Wird unter Verstoß gegen das Mutterschutzgesetz einer schwangeren Arbeitnehmerin eine Kündigung erklärt, stellt dies eine Benachteiligung wegen des Geschlechts dar und kann einen Anspruch auf Entschädigung auslösen.
Bei diskriminierenden Kündigungen ist unbeschadet des § 2 Abs. 4 AGG ein Anspruch auf den Ersatz immaterieller Schäden nach § 15 Abs. 2 AGG grundsätzlich möglich. Die merkmalsbezogene Belastung in Zusammenhang mit dem Ausspruch einer Kündigung führt jedenfalls dann zu einem Entschädigungsanspruch, wenn sie über das Normalmaß hinausgeht.

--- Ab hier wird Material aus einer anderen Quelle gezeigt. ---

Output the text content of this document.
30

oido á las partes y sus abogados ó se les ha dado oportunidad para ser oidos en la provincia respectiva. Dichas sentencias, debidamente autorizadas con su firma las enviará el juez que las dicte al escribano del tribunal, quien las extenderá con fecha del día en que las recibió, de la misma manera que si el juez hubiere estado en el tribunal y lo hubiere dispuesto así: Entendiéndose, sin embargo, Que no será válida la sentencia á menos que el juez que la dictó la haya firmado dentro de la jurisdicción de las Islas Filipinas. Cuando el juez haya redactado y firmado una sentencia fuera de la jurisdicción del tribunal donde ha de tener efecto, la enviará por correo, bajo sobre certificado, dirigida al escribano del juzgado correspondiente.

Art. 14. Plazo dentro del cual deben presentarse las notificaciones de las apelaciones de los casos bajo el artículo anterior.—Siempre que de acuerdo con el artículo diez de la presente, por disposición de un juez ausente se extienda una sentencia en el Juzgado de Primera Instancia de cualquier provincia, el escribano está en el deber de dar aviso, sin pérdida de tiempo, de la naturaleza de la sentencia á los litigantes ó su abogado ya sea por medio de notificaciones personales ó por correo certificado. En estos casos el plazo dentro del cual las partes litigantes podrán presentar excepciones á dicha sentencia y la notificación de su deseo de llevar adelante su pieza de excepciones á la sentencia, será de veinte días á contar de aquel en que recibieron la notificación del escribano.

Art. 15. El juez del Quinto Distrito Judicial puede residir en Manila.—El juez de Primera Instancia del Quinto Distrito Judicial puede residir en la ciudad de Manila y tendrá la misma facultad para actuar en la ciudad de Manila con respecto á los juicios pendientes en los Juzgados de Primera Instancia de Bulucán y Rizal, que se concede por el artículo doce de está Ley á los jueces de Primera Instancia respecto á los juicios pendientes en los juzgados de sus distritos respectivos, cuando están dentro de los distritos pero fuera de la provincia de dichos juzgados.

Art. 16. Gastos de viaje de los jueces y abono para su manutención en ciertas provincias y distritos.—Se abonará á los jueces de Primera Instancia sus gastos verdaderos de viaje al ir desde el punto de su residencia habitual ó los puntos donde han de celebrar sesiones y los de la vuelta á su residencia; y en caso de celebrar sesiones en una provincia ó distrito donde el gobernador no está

Der Wortlaut von § 2 Abs. 4 AGG bestimmt, dass „für Kündigungen” ausschließlich die Bestimmungen zum allgemeinen und besonderen Kündigungsschutz gelten. Der Wortlaut dieser verabschiedeten Gesetzesfassung geht auf einen Bericht des Rechtsausschusses des Bundestags zurück1. Der Regierungsentwurf hatte noch vorgesehen, dass für Kündigungen „vorrangig” die Bestimmungen des Kündigungsschutzgesetzes zu gelten hätten2. Für die Beurteilung von Kündigungen hat dies in der Rechtslehre den Streit ausgelöst, ob § 2 Abs. 4 AGG auch primärrechtswidrig die „Kündigung” aus dem Anwendungsbereich des AGG ausklammere3, oder ob mit der Norm nur ein „doppelter Kündigungsschutz” vermieden werden sollte4. Für Kündigungen hat die Rechtsprechung diesen Streit dahin gehend aufgelöst, dass die Diskriminierungsverbote des AGG einschließlich der im Gesetz vorgesehenen Rechtfertigungen für unterschiedliche Behandlungen bei der Auslegung der unbestimmten Rechtsbegriffe des Kündigungsschutzgesetzes in der Weise zu beachten sind, als sie Konkretisierungen des Sozialwidrigkeitsbegriffs darstellen. Verstößt eine ordentliche Kündigung gegen Benachteiligungsverbote des AGG, so kann dies zur Sozialwidrigkeit der Kündigung nach § 1 BAGchG führen5.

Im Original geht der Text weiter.